After lurking in the shadows for the past few weeks, the old Middle East– with its stale anti-American and anti-Israeli rhetoric, its support for autocratic strongmen– made a massive appearance Tuesday in Beirut.

“We are united here to above all thank Syria, the Syrian people and the Syrian army which has stayed by our side for many long years and is still with us,” the head of the Syrian-backed group Hezbollah told the crowd.

“The Syrian presence is not only military… Syria is in our hearts, our spirits and our souls,” said Sheikh Hassan Nasrallah, leader of the Shiite Muslim group which fought Israel’s occupation of southern Lebanon in the 1990s.

The massive crowds gathered the day after Syrian and Lebanese leaders agreed on a two-stage pullback of Syrian troops in Lebanon but stopped short of announcing a complete withdrawal as demanded by the international community.

“Beirut is free, America out,” chanted the teeming crowd gathered in the central Riad Solh Square.

The Associated Press reported:

Organizers handed out Lebanese flags and directed the men and women to separate sections of the square.
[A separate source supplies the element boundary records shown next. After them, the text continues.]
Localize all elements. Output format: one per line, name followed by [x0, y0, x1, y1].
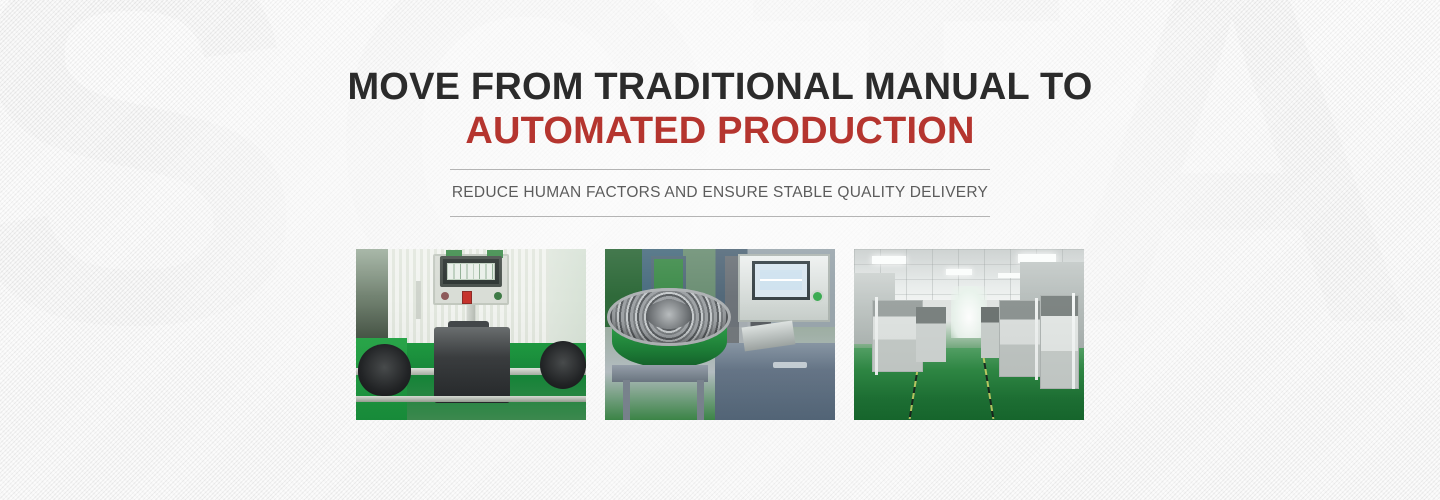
photo2-panel-screen — [752, 261, 810, 300]
photo2-table-leg-left — [623, 380, 630, 419]
photo-gallery — [356, 249, 1084, 420]
photo3-frame-left — [875, 297, 878, 376]
photo2-start-button — [811, 290, 824, 303]
photo1-hmi-screen — [440, 256, 502, 287]
photo1-assembly-jig — [434, 327, 510, 402]
gallery-photo-automated-assembly-machine[interactable] — [356, 249, 586, 420]
photo3-ceiling-lamp-b — [946, 269, 972, 275]
promo-banner: SOTAN MOVE FROM TRADITIONAL MANUAL TO AU… — [0, 0, 1440, 500]
photo1-vertical-arm — [416, 281, 421, 319]
divider-above-subheadline — [450, 169, 990, 170]
banner-content: MOVE FROM TRADITIONAL MANUAL TO AUTOMATE… — [0, 0, 1440, 500]
headline-accent: AUTOMATED PRODUCTION — [0, 110, 1440, 154]
photo1-part-left — [358, 344, 411, 395]
photo3-machine-left-2 — [916, 307, 946, 362]
photo1-conveyor-rail-lower — [356, 396, 586, 402]
subheadline: REDUCE HUMAN FACTORS AND ENSURE STABLE Q… — [0, 184, 1440, 202]
photo3-frame-right-inner — [1035, 298, 1038, 380]
divider-below-subheadline — [450, 216, 990, 217]
heading-block: MOVE FROM TRADITIONAL MANUAL TO AUTOMATE… — [0, 67, 1440, 217]
headline-primary: MOVE FROM TRADITIONAL MANUAL TO — [0, 67, 1440, 108]
gallery-photo-production-workshop-aisle[interactable] — [854, 249, 1084, 420]
photo2-cabinet-handle — [773, 362, 808, 368]
photo2-table-leg-right — [697, 380, 704, 419]
photo3-ceiling-lamp-d — [998, 273, 1020, 278]
photo2-machine-cabinet — [715, 343, 835, 420]
gallery-photo-vibratory-bowl-feeder[interactable] — [605, 249, 835, 420]
photo1-emergency-stop — [462, 291, 472, 304]
photo3-ceiling-lamp-a — [872, 256, 906, 264]
photo3-frame-right — [1072, 293, 1075, 389]
photo3-machine-right-1 — [999, 300, 1045, 377]
photo1-part-right — [540, 341, 586, 389]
Loudspeakers blared militant songs urging resistance to foreign interference. Demonstrators held up pictures of Syrian President Bashar Assad and signs saying, “Syria & Lebanon brothers forever.”

Other placards read: “America is the source of terrorism”; “All our disasters are from America”; “No to American-Zionist intervention; Yes to Lebanese-Syrian brotherhood.”

Despite the heartening demonstrations of recent weeks against Syrian domination, I didn’t allow myself to believe Lebanon was on the fast track to independence and democracy. Clearly, such caution was in order.

But just as clearly, what is shaping up in Lebanon is a struggle between the old and the new, between the past and the future, between the power of arms and the power of democratic ideas.

Robert Fisk, an icon of the anti-imperialist Left, knows where he stands.

Writing from Beirut, Fisk predicted that Bush’s call for Syria to withdraw from Lebanon would only hurt the Lebanese.

“Have we forgotten 150,000 dead?” he asked referring to the estimates of the number of people killed in the Lebanese civil war of 1975 to 1989. “Have we forgotten the Western hostages? Have we forgotten the 241 Americans who died in the suicide bombing of 23 October 1983? This democracy, if it comes, will be drenched with blood — but the blood will be that of the Lebanese who live here, not that of the foreigners who wish to bestow freedom upon them.”

(Contrast his thinking with that of Palestinian journalist Daoud Kuttab and Lebanon Daily Star editor Rami Khouri.)

I fervently hope that Lebanon does not spiral down into another bloody conflict. But if it does, the fault will surely lie more with Hezbollah and Syria than with Bush. Does Fisk really prefer continued Syrian-enforced “stability” to a struggle for genuine democracy?

And can someone please tell me when favoring the former over the latter became a hallmark of the Left?

Update: I found a free link to Fisk’s March 7 piece in The Independent. Nothing there changes the meaning of what I quoted above.